28.9 C
Jakarta
Sunday, April 28, 2024

Tali Darah Nenek dan Komodo

Konon katanya, Ata Modo adalah para keturunan Gerong, saudara kembar
kadal raksasa yang lebih dikenal dengan sebutan Ora. Walau berbeda rupa,
keduanya dilahirkan dari rahim yang sama, dari perut Putri Naga.

—

SEORANG putri dari bangsa jin yang menikah dengan manusia. Meski
begitu, Ora tetap dirawat layaknya manusia, sampai suatu ketika selera makannya
lama-lama berubah. Daging mentah beraroma darah terasa lebih menggugah lidah
bercabangnya daripada mbutak yang melimpah ruah. Ia pun diasingkan dan hidup di
dalam hutan.

Orang-orang tua yang tersebar di
kawasan Pulau Rinca, Pulau Padar, dan Pulau Komodo sangat percaya bahwa
hewan-hewan buas tersebut adalah saudara sedarah mereka. Itu sebabnya Ata Modo
dan komodo bisa hidup berdampingan tanpa pernah jatuh korban jiwa. Namun,
kepercayaan orang-orang kampung terhadap kebenaran legenda tersebut perlahan
runtuh sejak ibuku diberitakan telah menjadi santapan makan siang hewan
berdarah dingin itu.

*

Ibuku memang orang luar pulau,
tak ada hubungan darah dengan kadal-kadal raksasa itu. Mungkin itu sebabnya Ora
mengenalinya sebagai ”mangsa”, bukannya saudara. Salah satu komodo buruk rupa
itu telah mencabik-cabik daging ibu dan mencakar kedua bola mata nenek yang
sedang berladang menanam bibit pohon gebang. Ia ditemukan telentang dengan mata
terpejam di atas kasur darah, di antara pohon-pohon ubi. Sementara hanya
potongan kain merah muda motif bunga-bunga yang tersisa untuk dibawa sebagai
kenang-kenangan terakhir dari ibu. Ompu Dato yang mengatakan itu padaku. Lima
tahun yang lalu. Jika ia tak patroli memantau penebangan pohon gebang dan
melewati daerah kebun di kaki Gunung Ara, mungkin Nek Toma pun sudah ikut
dicerna perut komodo.

Sejak saat itu Nek Toma tak
pernah mau keluar rumah. Trauma menggerogoti tubuh rentanya dari hari ke hari.
Tapi, meski sekarang kedua bola mata Nek Toma sudah tak mampu melihat lagi,
indra pendengarannya sangatlah jernih seperti air sungai. Setiap kali
telinganya menangkap suara pintu kayu yang terbuka, tapak kaki yang berjalan di
atas pasir, ataupun benda-benda kecil yang jatuh diembus angin, perempuan
berusia lebih dari setengah abad itu akan langsung meringkukkan badan. Jari-jari
keriputnya bergetar dan dari ekor matanya menetes air hujan. Bibirnya pun akan
merapalkan mantra yang selalu kuingat sejak lima tahun lalu. Ia pikir
suara-suara itu adalah pertanda kedatangan komodo.

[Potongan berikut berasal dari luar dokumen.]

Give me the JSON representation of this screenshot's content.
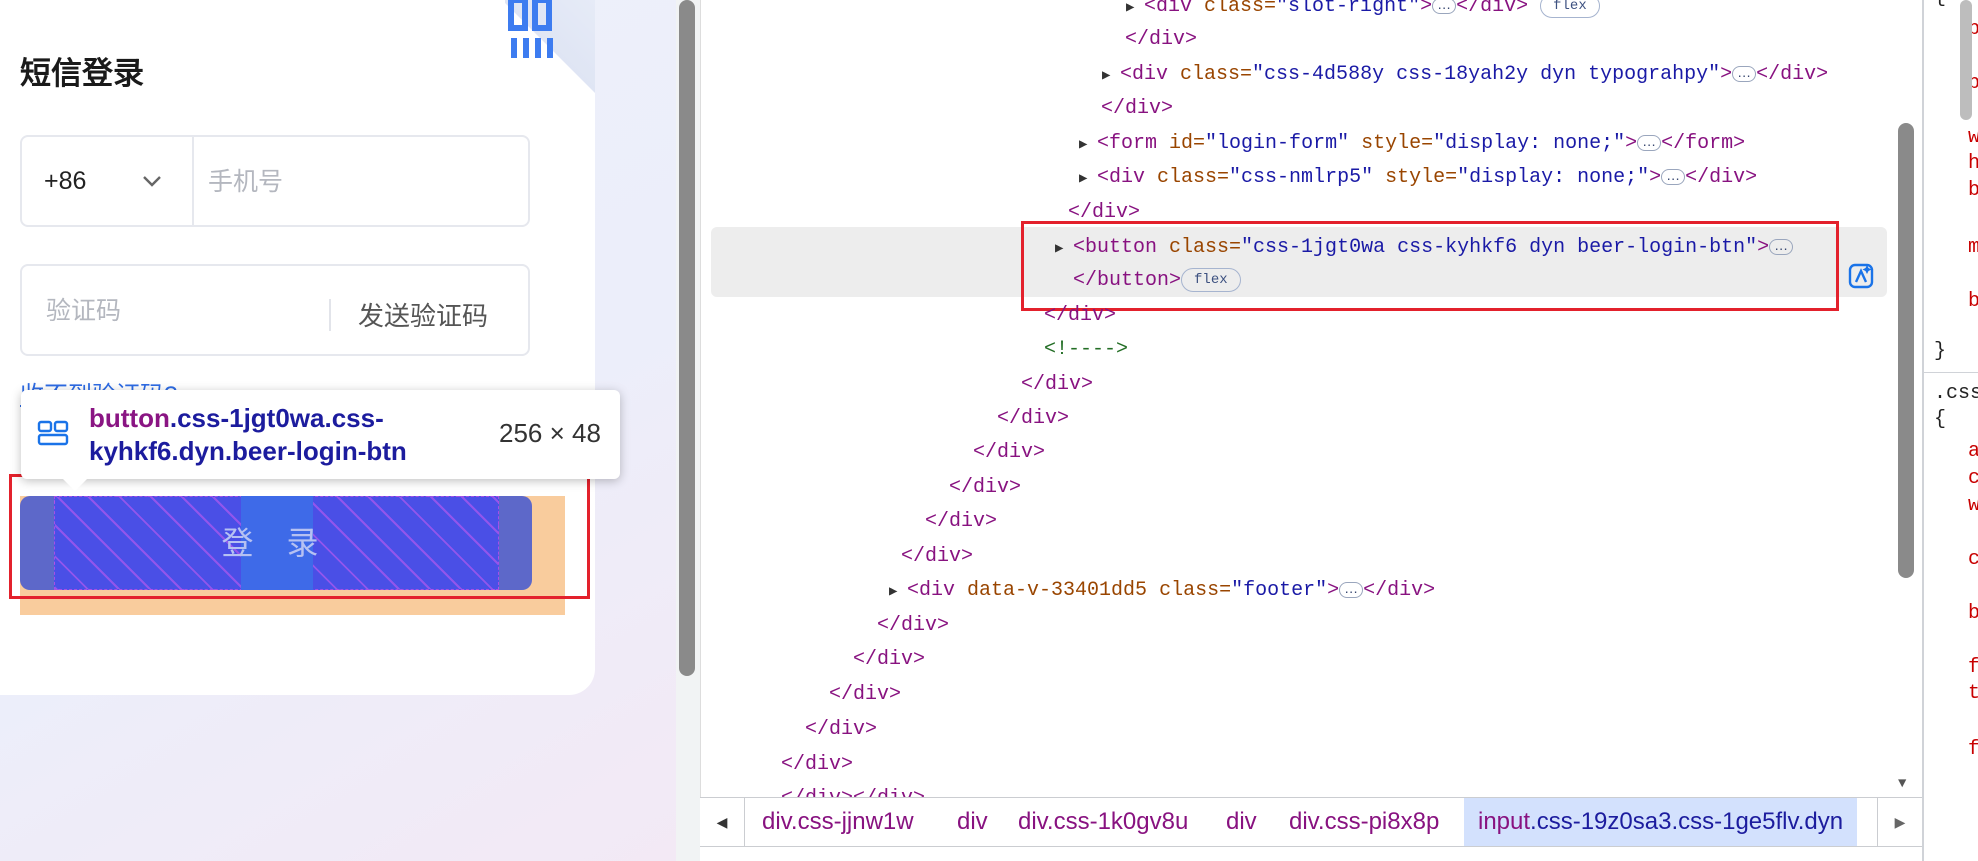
{
  "login": {
    "title": "短信登录",
    "country_code": "+86",
    "phone_placeholder": "手机号",
    "code_placeholder": "验证码",
    "send_code": "发送验证码",
    "no_code_link": "收不到验证码?",
    "login_button": "登 录"
  },
  "tooltip": {
    "tag": "button",
    "classes": ".css-1jgt0wa.css-kyhkf6.dyn.beer-login-btn",
    "size": "256 × 48"
  },
  "elements": {
    "lines": {
      "l0_tag_open": "<div",
      "l0_attr": "class=",
      "l0_val": "\"slot-right\"",
      "l0_close": ">",
      "l0_end": "</div>",
      "l0_badge": "flex",
      "l1": "</div>",
      "l2_tag": "<div",
      "l2_attr": "class=",
      "l2_val": "\"css-4d588y css-18yah2y dyn typograhpy\"",
      "l2_gt": ">",
      "l2_end": "</div>",
      "l3": "</div>",
      "l4_tag": "<form",
      "l4_attr1": "id=",
      "l4_val1": "\"login-form\"",
      "l4_attr2": "style=",
      "l4_val2": "\"display: none;\"",
      "l4_gt": ">",
      "l4_end": "</form>",
      "l5_tag": "<div",
      "l5_attr1": "class=",
      "l5_val1": "\"css-nmlrp5\"",
      "l5_attr2": "style=",
      "l5_val2": "\"display: none;\"",
      "l5_gt": ">",
      "l5_end": "</div>",
      "l6": "</div>",
      "l7_tag": "<button",
      "l7_attr": "class=",
      "l7_val": "\"css-1jgt0wa css-kyhkf6 dyn beer-login-btn\"",
      "l7_gt": ">",
      "l8_end": "</button>",
      "l8_badge": "flex",
      "l9": "</div>",
      "l10": "<!---->",
      "l11": "</div>",
      "l12": "</div>",
      "l13": "</div>",
      "l14": "</div>",
      "l15": "</div>",
      "l16": "</div>",
      "l17_tag": "<div",
      "l17_attr1": "data-v-33401dd5",
      "l17_attr2": "class=",
      "l17_val": "\"footer\"",
      "l17_gt": ">",
      "l17_end": "</div>",
      "l18": "</div>",
      "l19": "</div>",
      "l20": "</div>",
      "l21": "</div>",
      "l22": "</div>",
      "l23": "</div></div>"
    },
    "ellipsis": "…"
  },
  "breadcrumbs": [
    {
      "tag": "div",
      "cls": ".css-jjnw1w"
    },
    {
      "tag": "div",
      "cls": ""
    },
    {
      "tag": "div",
      "cls": ".css-1k0gv8u"
    },
    {
      "tag": "div",
      "cls": ""
    },
    {
      "tag": "div",
      "cls": ".css-pi8x8p"
    }
  ],
  "breadcrumb_active": {
    "tag": "input",
    "cls": ".css-19z0sa3.css-1ge5flv.dyn"
  },
  "styles_pane": {
    "brace_open": "{",
    "brace_close": "}",
    "selector": ".css",
    "props": [
      "p",
      "p",
      "w",
      "h",
      "b",
      "m",
      "b",
      "a",
      "c",
      "w",
      "c",
      "b",
      "f",
      "t",
      "f"
    ]
  },
  "colors": {
    "highlight_border": "#e3212c",
    "tag": "#881280",
    "attr": "#994500",
    "value": "#1a1aa6",
    "link": "#2d6be4"
  },
  "icons": {
    "country_dropdown": "chevron-down-icon",
    "tooltip": "layout-grid-icon",
    "qr": "qr-code-icon",
    "ai": "ai-assistant-icon",
    "nav_left": "triangle-left-icon",
    "nav_right": "triangle-right-icon"
  }
}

”Ayo makan, Nek,” bujukku. ”Nenek
ingat aroma ini?” tanyaku sembari mendekatkan ubi rebus yang baru matang ke
depan wajahnya.

”Raut?” Bibir tandus Nenek Toma
melengkung. Hidungnya kembang kempis mengendus-endus bau yang menggiurkan itu.

”Iya, Nek, dulu kita sering bawa
pulang ubi dari ladang…”

”Ladang… ubi…” Kening Nenek Toma
semakin berkerut. Ia tampak tak terima disuguhi kenangan tentang ladang dan ubi
sebagai camilan makan siang.

”Ya, saya sampai sering tertidur
saking lamanya menanti ubi masak dari tungku,” celotehku lagi. ”Tapi, sekarang
Nenek tak usah khawatir lagi. Saya sudah pandai masak ubi. Ubi ini baru saja
dipanen oleh Ompo Dato.”

”Moke mai! Moke waki ahu!”

Nenek Toma menjauh. Ia berdiri
dan mendorongku hingga keningku mengecup lantai kayu. Tak sampai di situ, Nenek
Toma mengambil apa pun yang ada di dekatnya dan melemparkannya padaku sambil
berteriak-teriak dengan kata-kata yang sama.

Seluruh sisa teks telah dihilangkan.